The lab test is there to find the pathogen that is consistent with the clinical finding. The problem is, with every pathogen there are mild presentations and severe presentations, and they all overlap. That's what makes these panels so challenging, but also so helpful.
Also, with C. diff for example, there is no grey zone in reporting to [the Centers for Medicare and Medicaid Services] and it counts against the hospitals, so we have to think carefully about the implications of things included in a panel.
What do you do if the adjudicating tests don't agree?
We're currently evaluating to see if this is the best way to go, but we will tell the clinician, for example, that the PCR is positive, the [glutamate dehydrogenase antigen test] was positive, and the toxin test was negative. If the GDH is there, that tells us the bacteria is there, so perhaps the toxin degraded or it was below the limit of detection. In that situation, the PCR has a bit more meaning. The situation that is just completely confusing is if both GDH and toxin are negative but the PCR is positive.
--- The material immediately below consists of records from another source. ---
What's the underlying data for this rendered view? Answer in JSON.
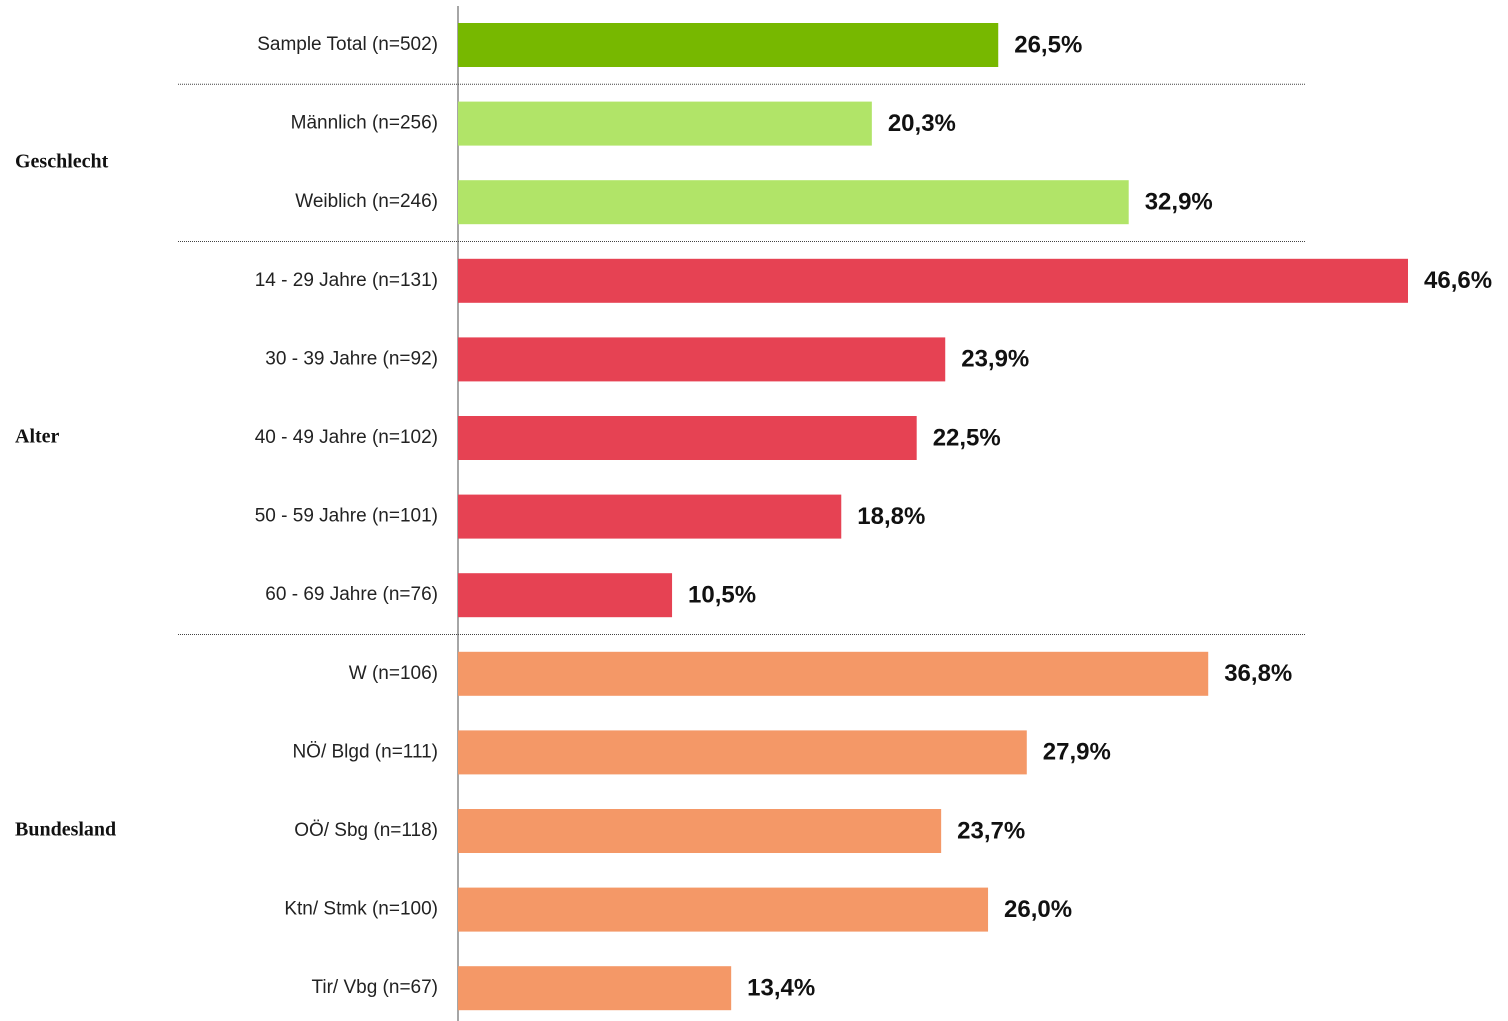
{
  "chart_data": {
    "type": "bar",
    "orientation": "horizontal",
    "groups": [
      {
        "categories": [
          "Sample Total (n=502)"
        ],
        "values": [
          26.5
        ],
        "value_labels": [
          "26,5%"
        ],
        "color": "#77b800"
      },
      {
        "name": "Geschlecht",
        "categories": [
          "Männlich (n=256)",
          "Weiblich (n=246)"
        ],
        "values": [
          20.3,
          32.9
        ],
        "value_labels": [
          "20,3%",
          "32,9%"
        ],
        "color": "#b1e468"
      },
      {
        "name": "Alter",
        "categories": [
          "14 - 29 Jahre (n=131)",
          "30 - 39 Jahre (n=92)",
          "40 - 49 Jahre (n=102)",
          "50 - 59 Jahre (n=101)",
          "60 - 69 Jahre (n=76)"
        ],
        "values": [
          46.6,
          23.9,
          22.5,
          18.8,
          10.5
        ],
        "value_labels": [
          "46,6%",
          "23,9%",
          "22,5%",
          "18,8%",
          "10,5%"
        ],
        "color": "#e64253"
      },
      {
        "name": "Bundesland",
        "categories": [
          "W (n=106)",
          "NÖ/ Blgd (n=111)",
          "OÖ/ Sbg (n=118)",
          "Ktn/ Stmk (n=100)",
          "Tir/ Vbg (n=67)"
        ],
        "values": [
          36.8,
          27.9,
          23.7,
          26.0,
          13.4
        ],
        "value_labels": [
          "36,8%",
          "27,9%",
          "23,7%",
          "26,0%",
          "13,4%"
        ],
        "color": "#f49867"
      }
    ]
  }
}
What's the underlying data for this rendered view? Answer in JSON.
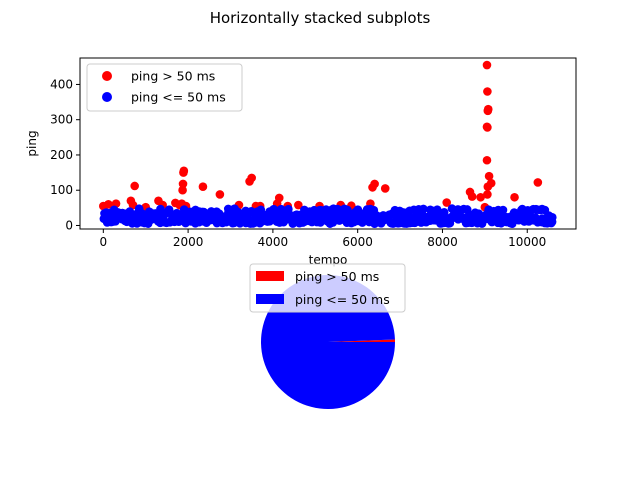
{
  "figure": {
    "title": "Horizontally stacked subplots"
  },
  "chart_data": [
    {
      "type": "scatter",
      "xlabel": "tempo",
      "ylabel": "ping",
      "xlim": [
        -550,
        11150
      ],
      "ylim": [
        -10,
        475
      ],
      "x_ticks": [
        0,
        2000,
        4000,
        6000,
        8000,
        10000
      ],
      "y_ticks": [
        0,
        100,
        200,
        300,
        400
      ],
      "grid": false,
      "legend_position": "top-left",
      "series": [
        {
          "name": "ping > 50 ms",
          "color": "#ff0000",
          "points": [
            [
              0,
              55
            ],
            [
              120,
              60
            ],
            [
              300,
              62
            ],
            [
              650,
              70
            ],
            [
              700,
              58
            ],
            [
              740,
              112
            ],
            [
              1000,
              52
            ],
            [
              1300,
              70
            ],
            [
              1400,
              58
            ],
            [
              1700,
              64
            ],
            [
              1800,
              58
            ],
            [
              1850,
              62
            ],
            [
              1870,
              100
            ],
            [
              1880,
              118
            ],
            [
              1890,
              150
            ],
            [
              1900,
              155
            ],
            [
              1950,
              55
            ],
            [
              2350,
              110
            ],
            [
              2750,
              88
            ],
            [
              3200,
              58
            ],
            [
              3450,
              125
            ],
            [
              3500,
              135
            ],
            [
              3600,
              55
            ],
            [
              3700,
              55
            ],
            [
              4100,
              62
            ],
            [
              4150,
              78
            ],
            [
              4350,
              55
            ],
            [
              4600,
              58
            ],
            [
              5100,
              55
            ],
            [
              5600,
              58
            ],
            [
              5850,
              56
            ],
            [
              6300,
              62
            ],
            [
              6350,
              108
            ],
            [
              6400,
              118
            ],
            [
              6650,
              105
            ],
            [
              8100,
              65
            ],
            [
              8650,
              95
            ],
            [
              8700,
              82
            ],
            [
              8900,
              80
            ],
            [
              9000,
              52
            ],
            [
              9050,
              455
            ],
            [
              9060,
              380
            ],
            [
              9070,
              325
            ],
            [
              9080,
              330
            ],
            [
              9050,
              280
            ],
            [
              9060,
              278
            ],
            [
              9050,
              185
            ],
            [
              9100,
              140
            ],
            [
              9070,
              110
            ],
            [
              9060,
              88
            ],
            [
              9150,
              120
            ],
            [
              9700,
              80
            ],
            [
              10250,
              122
            ]
          ]
        },
        {
          "name": "ping <= 50 ms",
          "color": "#0000ff",
          "band_min": 5,
          "band_max": 48,
          "x_min": 0,
          "x_max": 10600
        }
      ]
    },
    {
      "type": "pie",
      "series": [
        {
          "name": "ping > 50 ms",
          "color": "#ff0000",
          "value": 0.6
        },
        {
          "name": "ping <= 50 ms",
          "color": "#0000ff",
          "value": 99.4
        }
      ],
      "start_angle": 0,
      "legend_position": "top"
    }
  ]
}
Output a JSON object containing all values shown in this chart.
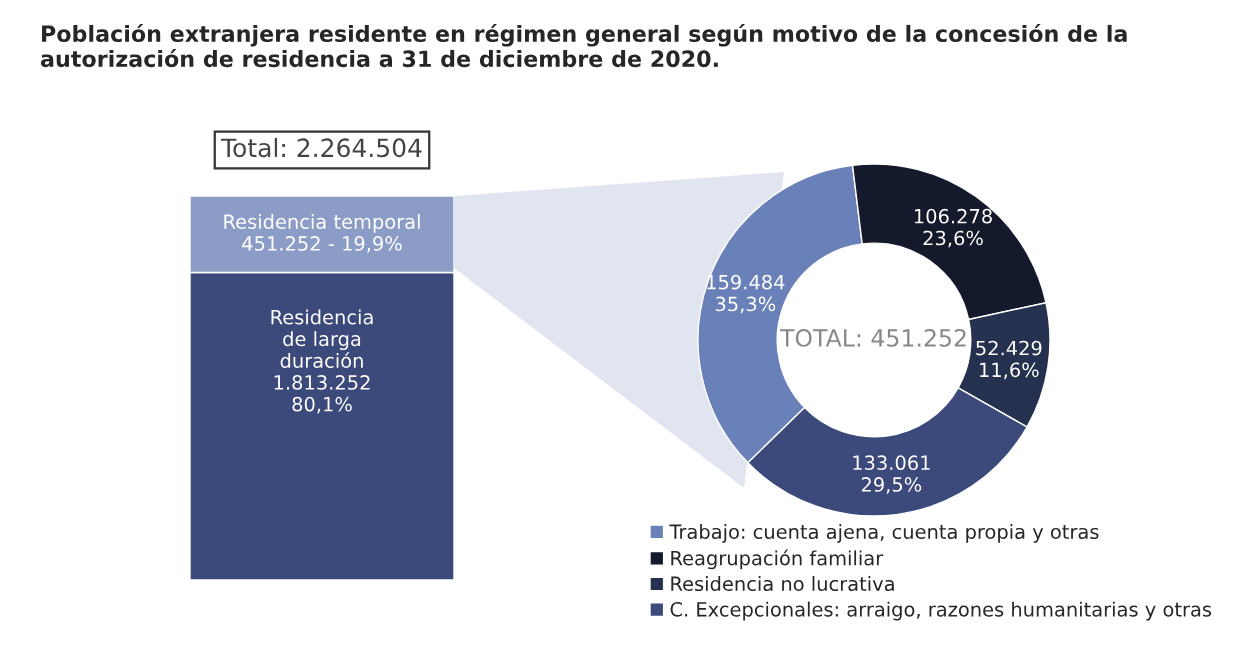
{
  "chart_data": [
    {
      "type": "bar",
      "stacked": true,
      "title": "Población extranjera residente en régimen general según motivo de la concesión de la autorización de residencia a 31 de diciembre de 2020.",
      "categories": [
        null
      ],
      "annotations": [
        "Total: 2.264.504"
      ],
      "series": [
        {
          "name": "Residencia\nde larga\nduración",
          "color": "#3b4a7a",
          "values": [
            1813252
          ],
          "value_labels": [
            "1.813.252\n80,1%"
          ]
        },
        {
          "name": "Residencia temporal",
          "color": "#8b9dc6",
          "values": [
            451252
          ],
          "value_labels": [
            "451.252 - 19,9%"
          ]
        }
      ]
    },
    {
      "type": "donut",
      "categories": [
        "Trabajo: cuenta ajena, cuenta propia y otras",
        "Reagrupación familiar",
        "Residencia no lucrativa",
        "C. Excepcionales: arraigo, razones humanitarias y otras"
      ],
      "values": [
        159484,
        106278,
        52429,
        133061
      ],
      "colors": [
        "#6a80b8",
        "#141a2b",
        "#26314f",
        "#3b4a7a"
      ],
      "value_labels": [
        "159.484\n35,3%",
        "106.278\n23,6%",
        "52.429\n11,6%",
        "133.061\n29,5%"
      ],
      "annotations": [
        "TOTAL: 451.252"
      ],
      "legend": "bottom"
    }
  ]
}
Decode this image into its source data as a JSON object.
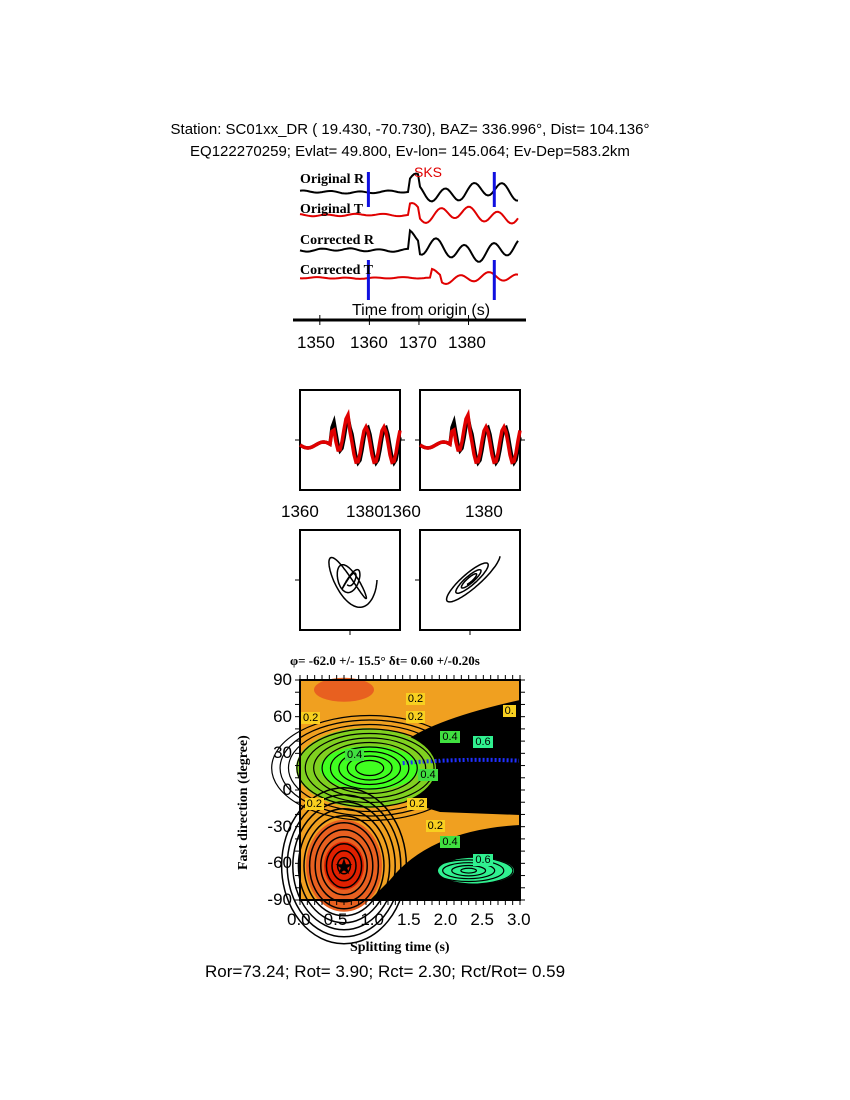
{
  "header": {
    "line1": "Station: SC01xx_DR (  19.430,  -70.730), BAZ=  336.996°, Dist=  104.136°",
    "line2": "EQ122270259; Evlat=  49.800, Ev-lon= 145.064; Ev-Dep=583.2km"
  },
  "chart_data": [
    {
      "type": "line",
      "title": "",
      "phase_label": "SKS",
      "traces": [
        "Original R",
        "Original T",
        "Corrected R",
        "Corrected T"
      ],
      "trace_colors": [
        "#000000",
        "#e00000",
        "#000000",
        "#e00000"
      ],
      "window_markers_s": [
        1359.8,
        1385.2
      ],
      "marker_color": "#1010e0",
      "xlabel": "Time from origin (s)",
      "xticks": [
        1350,
        1360,
        1370,
        1380
      ],
      "xlim": [
        1346,
        1392
      ]
    },
    {
      "type": "line",
      "panels": [
        "waveform-overlay-1",
        "waveform-overlay-2"
      ],
      "xticks": [
        1360,
        1380
      ],
      "series_colors": [
        "#000000",
        "#e00000"
      ]
    },
    {
      "type": "line",
      "panels": [
        "particle-motion-1",
        "particle-motion-2"
      ]
    },
    {
      "type": "heatmap",
      "title": "φ= -62.0 +/- 15.5° δt= 0.60 +/-0.20s",
      "xlabel": "Splitting time (s)",
      "ylabel": "Fast direction (degree)",
      "xlim": [
        0,
        3
      ],
      "ylim": [
        -90,
        90
      ],
      "xticks": [
        "0.0",
        "0.5",
        "1.0",
        "1.5",
        "2.0",
        "2.5",
        "3.0"
      ],
      "yticks": [
        "90",
        "60",
        "30",
        "0",
        "-30",
        "-60",
        "-90"
      ],
      "best_fit": {
        "dt": 0.6,
        "phi": -62.0
      },
      "contour_labels": [
        {
          "text": "0.2",
          "dt": 1.58,
          "phi": 73
        },
        {
          "text": "0.2",
          "dt": 1.58,
          "phi": 58
        },
        {
          "text": "0.2",
          "dt": 0.15,
          "phi": 57
        },
        {
          "text": "0.",
          "dt": 2.9,
          "phi": 63
        },
        {
          "text": "0.4",
          "dt": 2.05,
          "phi": 42
        },
        {
          "text": "0.6",
          "dt": 2.5,
          "phi": 38
        },
        {
          "text": "0.4",
          "dt": 0.75,
          "phi": 27
        },
        {
          "text": "0.4",
          "dt": 1.75,
          "phi": 11
        },
        {
          "text": "0.2",
          "dt": 0.2,
          "phi": -13
        },
        {
          "text": "0.2",
          "dt": 1.6,
          "phi": -13
        },
        {
          "text": "0.2",
          "dt": 1.85,
          "phi": -31
        },
        {
          "text": "0.4",
          "dt": 2.05,
          "phi": -44
        },
        {
          "text": "0.6",
          "dt": 2.5,
          "phi": -59
        }
      ],
      "colors": {
        "low": "#e02000",
        "mid": "#f0a020",
        "high": "#30f090",
        "max": "#2030ff",
        "background": "#000000"
      }
    }
  ],
  "footer": "Ror=73.24; Rot= 3.90; Rct= 2.30; Rct/Rot= 0.59"
}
In that case, we tell them the results and [suggest they look for] clinical correlation.
What is your relationship with different diagnostics manufacturers?
We were a clinical trial site for a Phase II study for Nanosphere, and I also performed an outcome study which was partly supported by them. I also serve as a medical consultant to Nanosphere and I have presented a webinar on their behalf. I've received research support from BioFire and presented an ID Week symposium supported by BioMérieux. I also currently receive research support from OpGen, and I am PI for a clinical study evaluating a novel gene expression test made by Immunexpress to distinguish sepsis from non-infectious causes of systemic inflammation
What advice might you give to firms developing new multiplex diagnostics panels?
I would say: think carefully about what you include in your panels. You can't test for everything; there are just so many different pathogens out there. ... And whatever you choose to detect, make sure to detect it very well. Maybe two thirds of the time a pathogen will be consistent with the clinical presentation, so I think we ultimately need an alternative strategy like pairing molecular testing with something that gives a better degree of confidence ... such as host gene expression, or a biomarker like pro-calcitonin. That's my way of saying, "You're almost there, there's just something else that is needed."